Ohne Frau kann man nicht glücklich sein

Hajatpour selbst hatte bis zum dem Zeitpunkt zwar kein Bedürfnis nach einer Hochzeit, doch ein Gespräch mit einem jungen Geistlichen verwirrt ihn: Dieser behauptete, es wäre nicht möglich, ohne Frau glücklich zu werden und außerdem könne man so Gott näher kommen. Seine Freunde arrangieren ein Treffen mit einer potenziellen Heiratskandidatin:

Sie schoben mich zum Hauptportal, und unmittelbar darauf kam eine Frau heraus, übergab Mehry ihr Kind und ließ ein halbverschleiertes Gesicht mit einem aufgesetzten Lächeln sehen. Alles ging sehr schnell, und in meinem Gedächtnis blieb nur ein verschwommenes Lächeln haften.

Obwohl er Sadat überhaupt nicht kennt und nur wenig über sie weiß, lässt er sich auf eine Hochzeit ein. Bei der Feier stellt sich heraus, dass sie neun Jahre älter ist als der 19-jährige Hajatpour. Die Beziehung der beiden läuft nicht gut, die zwei verstehen sich nicht besonders.
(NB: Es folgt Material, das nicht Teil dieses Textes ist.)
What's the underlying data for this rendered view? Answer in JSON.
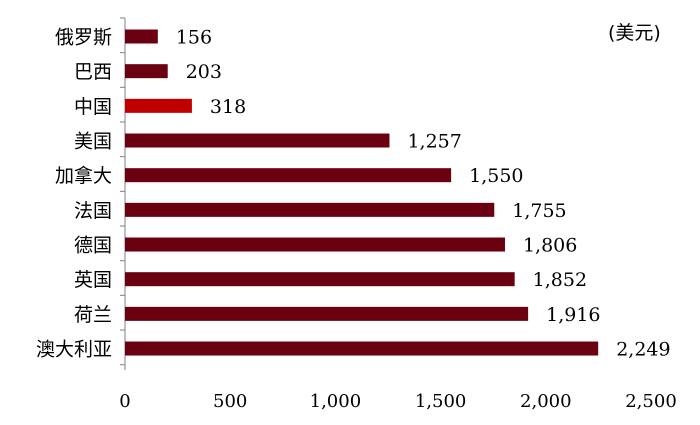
{
  "chart_data": {
    "type": "bar",
    "orientation": "horizontal",
    "unit": "(美元)",
    "categories": [
      "俄罗斯",
      "巴西",
      "中国",
      "美国",
      "加拿大",
      "法国",
      "德国",
      "英国",
      "荷兰",
      "澳大利亚"
    ],
    "values": [
      156,
      203,
      318,
      1257,
      1550,
      1755,
      1806,
      1852,
      1916,
      2249
    ],
    "value_labels": [
      "156",
      "203",
      "318",
      "1,257",
      "1,550",
      "1,755",
      "1,806",
      "1,852",
      "1,916",
      "2,249"
    ],
    "xlim": [
      0,
      2500
    ],
    "xticks": [
      0,
      500,
      1000,
      1500,
      2000,
      2500
    ],
    "xtick_labels": [
      "0",
      "500",
      "1,000",
      "1,500",
      "2,000",
      "2,500"
    ],
    "grid": false,
    "legend": "none",
    "colors": {
      "bar": "#6b0010",
      "highlight": "#c00000",
      "highlight_category": "中国",
      "axis": "#808080"
    }
  }
}
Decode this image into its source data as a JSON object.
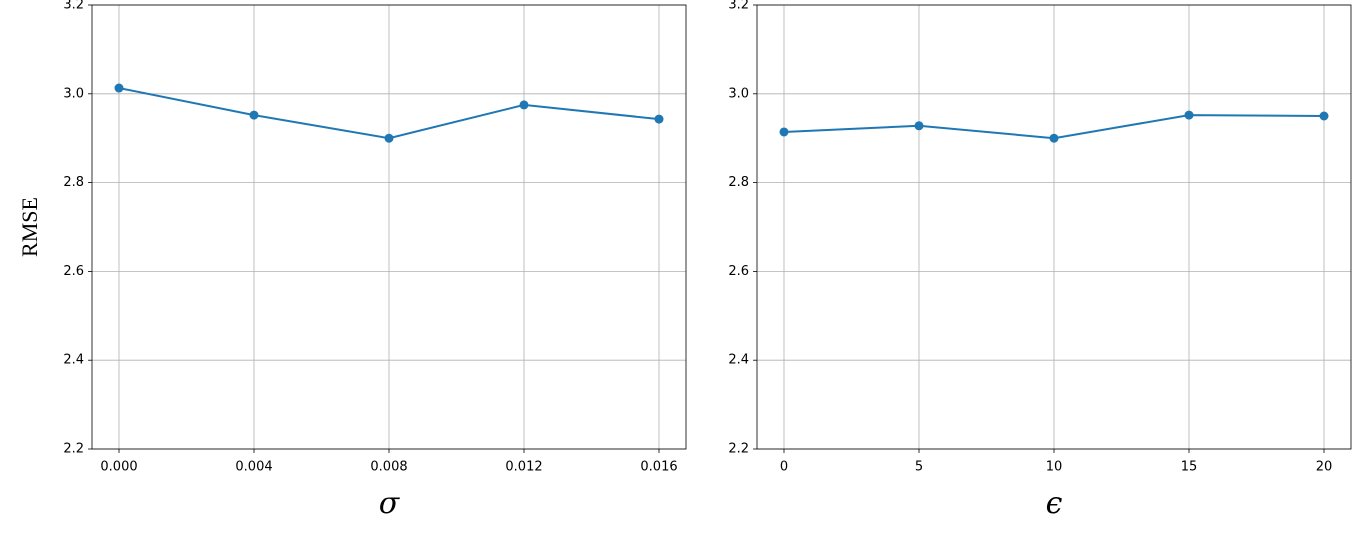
{
  "chart_data": [
    {
      "type": "line",
      "ylabel": "RMSE",
      "xlabel": "σ",
      "x": [
        0,
        0.004,
        0.008,
        0.012,
        0.016
      ],
      "series": [
        {
          "color": "#1f77b4",
          "values": [
            3.013,
            2.952,
            2.9,
            2.975,
            2.943
          ]
        }
      ],
      "xlim": [
        -0.0008,
        0.0168
      ],
      "xticks": [
        {
          "value": 0,
          "label": "0.000"
        },
        0.004,
        0.008,
        0.012,
        0.016
      ],
      "ylim": [
        2.2,
        3.2
      ],
      "yticks": [
        2.2,
        2.4,
        2.6,
        2.8,
        {
          "value": 3,
          "label": "3.0"
        },
        3.2
      ],
      "grid": true
    },
    {
      "type": "line",
      "xlabel": "ϵ",
      "x": [
        0,
        5,
        10,
        15,
        20
      ],
      "series": [
        {
          "color": "#1f77b4",
          "values": [
            2.914,
            2.928,
            2.9,
            2.952,
            2.95
          ]
        }
      ],
      "xlim": [
        -1,
        21
      ],
      "xticks": [
        0,
        5,
        10,
        15,
        20
      ],
      "ylim": [
        2.2,
        3.2
      ],
      "yticks": [
        2.2,
        2.4,
        2.6,
        2.8,
        {
          "value": 3,
          "label": "3.0"
        },
        3.2
      ],
      "grid": true
    }
  ]
}
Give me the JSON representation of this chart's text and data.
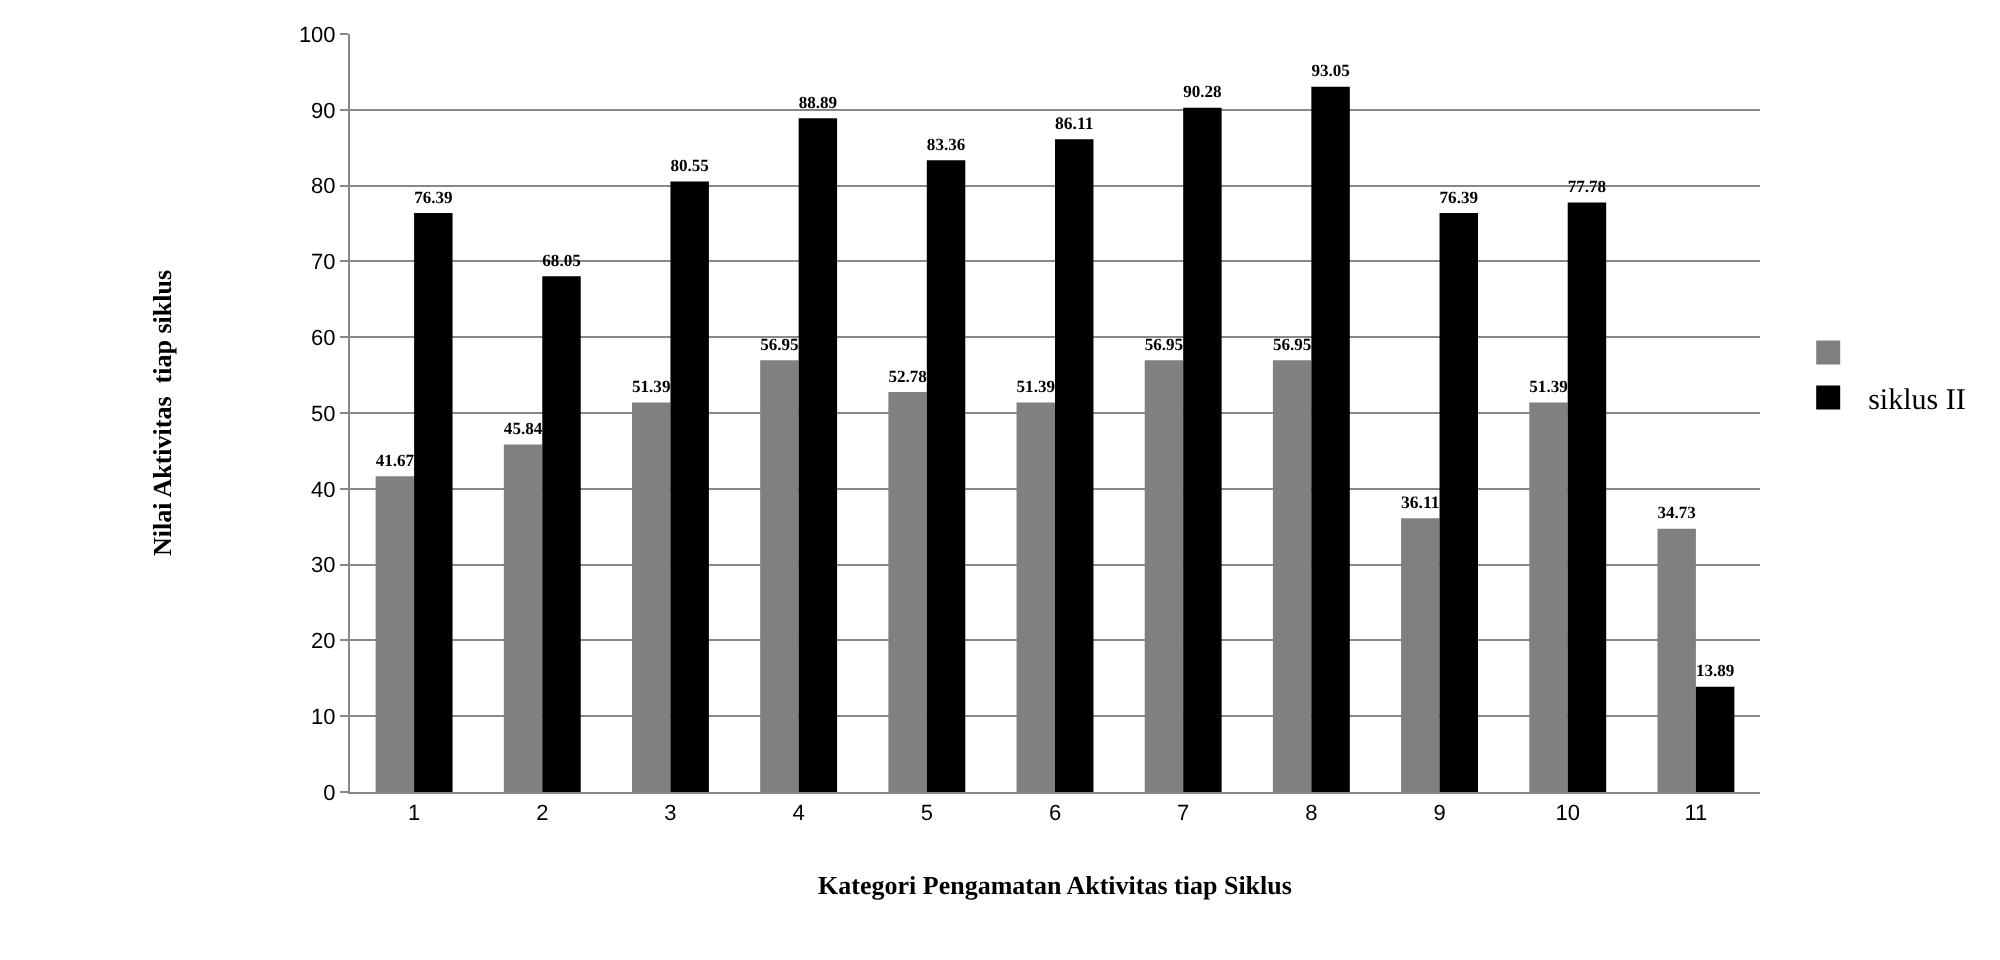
{
  "chart_data": {
    "type": "bar",
    "xlabel": "Kategori Pengamatan Aktivitas tiap Siklus",
    "ylabel": "Nilai Aktivitas  tiap siklus",
    "categories": [
      "1",
      "2",
      "3",
      "4",
      "5",
      "6",
      "7",
      "8",
      "9",
      "10",
      "11"
    ],
    "series": [
      {
        "color": "#808080",
        "values": [
          41.67,
          45.84,
          51.39,
          56.95,
          52.78,
          51.39,
          56.95,
          56.95,
          36.11,
          51.39,
          34.73
        ]
      },
      {
        "name": "siklus II",
        "color": "#000000",
        "values": [
          76.39,
          68.05,
          80.55,
          88.89,
          83.36,
          86.11,
          90.28,
          93.05,
          76.39,
          77.78,
          13.89
        ]
      }
    ],
    "ylim": [
      0,
      100
    ],
    "yticks": [
      0,
      10,
      20,
      30,
      40,
      50,
      60,
      70,
      80,
      90,
      100
    ],
    "grid": "y",
    "legend": "right",
    "data_labels": true
  }
}
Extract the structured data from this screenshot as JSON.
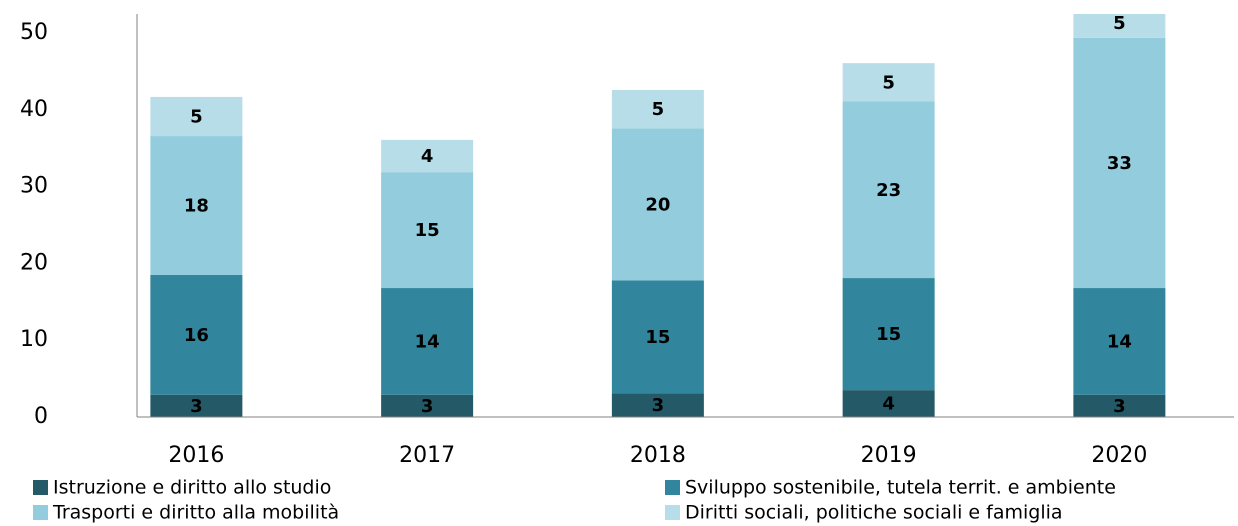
{
  "chart_data": {
    "type": "stacked_bar",
    "categories": [
      "2016",
      "2017",
      "2018",
      "2019",
      "2020"
    ],
    "series": [
      {
        "name": "Istruzione e diritto allo studio",
        "color": "#245a68",
        "values": [
          2.9,
          2.9,
          3.1,
          3.5,
          2.9
        ],
        "value_labels": [
          "3",
          "3",
          "3",
          "4",
          "3"
        ]
      },
      {
        "name": "Sviluppo sostenibile, tutela territ. e ambiente",
        "color": "#31859c",
        "values": [
          15.6,
          13.9,
          14.7,
          14.6,
          13.9
        ],
        "value_labels": [
          "16",
          "14",
          "15",
          "15",
          "14"
        ]
      },
      {
        "name": "Trasporti e diritto alla mobilità",
        "color": "#93cddd",
        "values": [
          18.1,
          15.1,
          19.8,
          23.0,
          32.6
        ],
        "value_labels": [
          "18",
          "15",
          "20",
          "23",
          "33"
        ]
      },
      {
        "name": "Diritti sociali, politiche sociali e famiglia",
        "color": "#b7dee8",
        "values": [
          5.1,
          4.2,
          5.0,
          5.0,
          4.6
        ],
        "value_labels": [
          "5",
          "4",
          "5",
          "5",
          "5"
        ]
      }
    ],
    "ylim": [
      0,
      52.5
    ],
    "yticks": [
      0,
      10,
      20,
      30,
      40,
      50
    ]
  }
}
Unter Khomeyni ändert sich viel, aber wenig zum Guten

Aber nicht nur im privaten Bereich des Autors gibt es einschneidende Veränderungen, sondern auch in der politischen Landschaft. Ajatollah Khomeyni kehrte 1979 aus dem Exil zurück und übernimmt die Macht. Konkurrenten bringt er zum Schweigen, indem er Hausarrest über sie verhängt. Nach dem Ausrufen der Islamischen Republik Iran durch Khomeyni ändert sich für die Bevölkerung und Geistlichkeit vieles, nur wenig zum Guten.

Fehler und Irrtümer schienen an der Tagesordnung zu sein; was sollte man glauben, oder war etwa alles falsch, was man bisher geglaubt hatte? Am Ende wusste niemand, wem er vertrauen konnte. Warum waren sich die Geistlichen nicht einig? Wieso gab es mehrere Wahrheiten, und welcher sollte man den Vorzug geben? Die Antwort lag auf der Hand: Es ging nicht um Wahrheit, es ging um Macht.

Einblick ins Leben im Iran

Spannend und pointiert geschrieben erzählt der Autor von den Veränderungen in seinem Leben, eingebettet in die politischen Ereignisse dieser Zeit. Der Leser bekommt Einblick in die Freundschaften und Beziehungen von Reza Hajatpour - er lernt den Buchhändler kennen, der zu den wichtigsten Vertrauenspersonen des Autors zählt, erlebt gemeinsam mit dem Autor einige Tage im Gefängnis und sieht dessen erste Ehe scheitern und wie er mit seiner zweiten Frau einen passenden Lebenspartner findet.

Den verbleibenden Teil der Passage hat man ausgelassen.